Whatever the merits may be of a particular policy of the Israeli government at a given time, “divisions in the American Jewish community are invariably seized upon by Israel’s detractors and critics as a justification for their own anti-Israel actions and statements,” Amitay said. “Critics of Israel bolster their support for an independent Palestinian state, or for the removal of Israel’s settlements, by pointing to their Jewish friends, who they say, agree with them.”

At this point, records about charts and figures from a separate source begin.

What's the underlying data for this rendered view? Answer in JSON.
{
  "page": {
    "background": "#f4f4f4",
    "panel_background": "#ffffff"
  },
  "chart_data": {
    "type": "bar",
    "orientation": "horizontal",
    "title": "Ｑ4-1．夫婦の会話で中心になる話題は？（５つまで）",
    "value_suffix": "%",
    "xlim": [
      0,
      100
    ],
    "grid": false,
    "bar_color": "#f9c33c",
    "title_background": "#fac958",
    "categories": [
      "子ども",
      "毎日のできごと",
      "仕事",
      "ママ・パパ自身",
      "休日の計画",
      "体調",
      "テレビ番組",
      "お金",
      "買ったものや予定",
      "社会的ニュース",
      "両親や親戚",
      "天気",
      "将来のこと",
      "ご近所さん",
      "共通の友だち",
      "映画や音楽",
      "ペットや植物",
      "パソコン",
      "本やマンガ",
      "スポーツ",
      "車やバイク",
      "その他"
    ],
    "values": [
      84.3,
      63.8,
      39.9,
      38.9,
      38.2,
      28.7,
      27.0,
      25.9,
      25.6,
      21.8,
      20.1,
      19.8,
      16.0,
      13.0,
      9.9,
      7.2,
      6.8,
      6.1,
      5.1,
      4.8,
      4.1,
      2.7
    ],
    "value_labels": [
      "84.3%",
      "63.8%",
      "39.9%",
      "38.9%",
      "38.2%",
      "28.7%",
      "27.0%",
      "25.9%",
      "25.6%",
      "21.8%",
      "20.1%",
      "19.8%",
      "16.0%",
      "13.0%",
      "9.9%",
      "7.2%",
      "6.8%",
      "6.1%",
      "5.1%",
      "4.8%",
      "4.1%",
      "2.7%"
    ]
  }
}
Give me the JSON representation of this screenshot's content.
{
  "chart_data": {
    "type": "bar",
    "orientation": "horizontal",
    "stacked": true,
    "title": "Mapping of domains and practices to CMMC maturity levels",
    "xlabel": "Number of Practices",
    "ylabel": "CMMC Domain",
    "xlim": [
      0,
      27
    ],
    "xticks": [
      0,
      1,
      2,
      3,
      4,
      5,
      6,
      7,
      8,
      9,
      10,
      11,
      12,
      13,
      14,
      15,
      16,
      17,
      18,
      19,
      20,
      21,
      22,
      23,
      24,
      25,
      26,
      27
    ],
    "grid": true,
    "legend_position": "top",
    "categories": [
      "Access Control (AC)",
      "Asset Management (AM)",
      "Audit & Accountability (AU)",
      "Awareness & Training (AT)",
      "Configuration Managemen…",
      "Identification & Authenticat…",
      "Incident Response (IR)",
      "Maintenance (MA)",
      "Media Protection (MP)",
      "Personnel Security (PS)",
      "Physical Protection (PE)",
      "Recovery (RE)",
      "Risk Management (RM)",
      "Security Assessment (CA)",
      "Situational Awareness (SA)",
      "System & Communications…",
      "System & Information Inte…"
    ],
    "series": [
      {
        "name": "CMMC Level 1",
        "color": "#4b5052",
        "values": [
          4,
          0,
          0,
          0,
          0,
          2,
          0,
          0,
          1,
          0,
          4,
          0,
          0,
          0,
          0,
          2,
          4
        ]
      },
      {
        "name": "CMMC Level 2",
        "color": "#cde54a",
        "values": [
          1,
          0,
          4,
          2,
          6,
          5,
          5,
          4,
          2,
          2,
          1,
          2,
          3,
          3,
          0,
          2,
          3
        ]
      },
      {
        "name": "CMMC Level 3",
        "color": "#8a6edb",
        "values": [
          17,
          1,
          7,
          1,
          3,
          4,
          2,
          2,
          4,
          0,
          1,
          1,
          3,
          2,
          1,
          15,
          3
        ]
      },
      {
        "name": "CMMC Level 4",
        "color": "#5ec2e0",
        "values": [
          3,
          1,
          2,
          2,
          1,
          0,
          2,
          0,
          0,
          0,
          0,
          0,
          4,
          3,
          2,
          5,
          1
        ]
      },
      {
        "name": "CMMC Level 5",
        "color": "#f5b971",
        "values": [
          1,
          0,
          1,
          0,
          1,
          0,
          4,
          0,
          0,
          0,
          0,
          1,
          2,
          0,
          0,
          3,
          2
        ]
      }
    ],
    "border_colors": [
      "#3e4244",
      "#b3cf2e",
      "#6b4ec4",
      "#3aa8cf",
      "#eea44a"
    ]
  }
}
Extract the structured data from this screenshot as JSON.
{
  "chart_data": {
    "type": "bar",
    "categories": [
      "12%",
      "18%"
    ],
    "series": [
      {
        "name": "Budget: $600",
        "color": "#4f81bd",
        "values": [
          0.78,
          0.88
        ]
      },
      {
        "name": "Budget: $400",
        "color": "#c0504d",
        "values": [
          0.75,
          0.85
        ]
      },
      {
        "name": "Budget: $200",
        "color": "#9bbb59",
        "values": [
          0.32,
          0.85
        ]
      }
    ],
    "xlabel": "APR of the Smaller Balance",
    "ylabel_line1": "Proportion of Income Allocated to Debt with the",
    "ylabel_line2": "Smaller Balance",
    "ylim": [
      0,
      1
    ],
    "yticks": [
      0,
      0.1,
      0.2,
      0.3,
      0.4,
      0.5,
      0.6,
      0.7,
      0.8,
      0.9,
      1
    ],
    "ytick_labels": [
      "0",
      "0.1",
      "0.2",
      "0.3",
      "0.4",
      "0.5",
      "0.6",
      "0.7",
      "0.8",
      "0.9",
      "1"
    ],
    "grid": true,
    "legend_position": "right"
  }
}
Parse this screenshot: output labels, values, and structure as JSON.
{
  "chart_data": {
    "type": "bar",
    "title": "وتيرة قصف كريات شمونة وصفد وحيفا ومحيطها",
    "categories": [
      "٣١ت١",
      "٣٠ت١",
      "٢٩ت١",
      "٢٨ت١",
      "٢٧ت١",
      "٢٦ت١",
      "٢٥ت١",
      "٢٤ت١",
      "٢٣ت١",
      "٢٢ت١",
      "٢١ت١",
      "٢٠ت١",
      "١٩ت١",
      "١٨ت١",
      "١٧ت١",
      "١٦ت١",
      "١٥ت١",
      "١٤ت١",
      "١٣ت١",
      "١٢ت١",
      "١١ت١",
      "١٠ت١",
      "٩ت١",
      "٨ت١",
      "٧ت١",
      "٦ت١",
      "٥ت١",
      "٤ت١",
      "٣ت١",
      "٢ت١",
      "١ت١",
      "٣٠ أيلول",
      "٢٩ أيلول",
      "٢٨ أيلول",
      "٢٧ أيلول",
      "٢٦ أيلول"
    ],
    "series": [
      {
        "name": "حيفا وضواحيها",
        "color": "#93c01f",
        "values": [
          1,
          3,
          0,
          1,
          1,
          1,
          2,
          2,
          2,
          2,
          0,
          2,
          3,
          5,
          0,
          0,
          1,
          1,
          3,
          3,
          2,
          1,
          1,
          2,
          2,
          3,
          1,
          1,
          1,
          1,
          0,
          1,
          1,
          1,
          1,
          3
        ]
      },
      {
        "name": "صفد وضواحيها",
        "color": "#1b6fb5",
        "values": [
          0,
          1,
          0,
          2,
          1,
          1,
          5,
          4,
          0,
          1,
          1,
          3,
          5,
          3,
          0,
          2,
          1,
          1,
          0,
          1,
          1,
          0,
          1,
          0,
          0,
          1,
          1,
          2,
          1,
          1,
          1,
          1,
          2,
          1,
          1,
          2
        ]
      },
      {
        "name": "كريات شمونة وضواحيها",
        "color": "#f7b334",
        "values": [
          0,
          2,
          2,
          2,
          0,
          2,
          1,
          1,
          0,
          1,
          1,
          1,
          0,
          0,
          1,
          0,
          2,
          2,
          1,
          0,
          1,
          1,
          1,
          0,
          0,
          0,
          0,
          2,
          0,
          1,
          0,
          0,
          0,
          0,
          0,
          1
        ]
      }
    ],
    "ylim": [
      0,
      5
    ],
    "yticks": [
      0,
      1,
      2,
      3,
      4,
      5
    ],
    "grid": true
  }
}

There is much that Jews can do uniquely as American citizens, he note. “We can encourage the Congress to pass foreign aid legislation that is critical in bolstering Israel’s faltering economy; we should be making the case for limiting the flow of sophisticated U.S. arms to Israel’s hostile neighbors; we should be rebutting sophisticated Arab propaganda in the United States in an organized, coherent way; we should become more involved in supporting staunch Congressional friends of Israel who are facing election battles.”

SAYS ISRAEL IS IN A GRACE PERIOD OF SORTS

Israel, Amitay said, “is now in a grace period of sorts — provided by the upcoming Presidential election. The concentration of Jewish votes in the crucial industrial states needed for election has produced an easing of official pressure on Israel.”

Amitay added: “This is surely a time for more rather than less political involvement. What remains to be seen is whether at this crucial juncture the American Jewish community will be able to enlarge its influence and be able to convince the public, the media, the Congress and ultimately the policymakers that a strong, secure Israel, closely allied to the United States, is in the best interests of the United States.

“The advantage that its Arab enemies with their billions of petro-dollars and ‘hired guns’ in Washington will never have is six million American Jews concerned for Israel’s well-being and very much in the mainstream of American life.”

Other speakers at the convention will be former Israeli Premier Yitzhak Rabin; Max Cleland, chief administrator of the Velerons Administration; Robert Lipshutz, personal attorney to the President; Joseph Churba, director of the Center for International Security; Aaron Rosenbaum, national coordinator for the Jewish community for the National Unity Campaign; and representatives, respectively, for President Carter, Ronald Reagan and John-Anderson.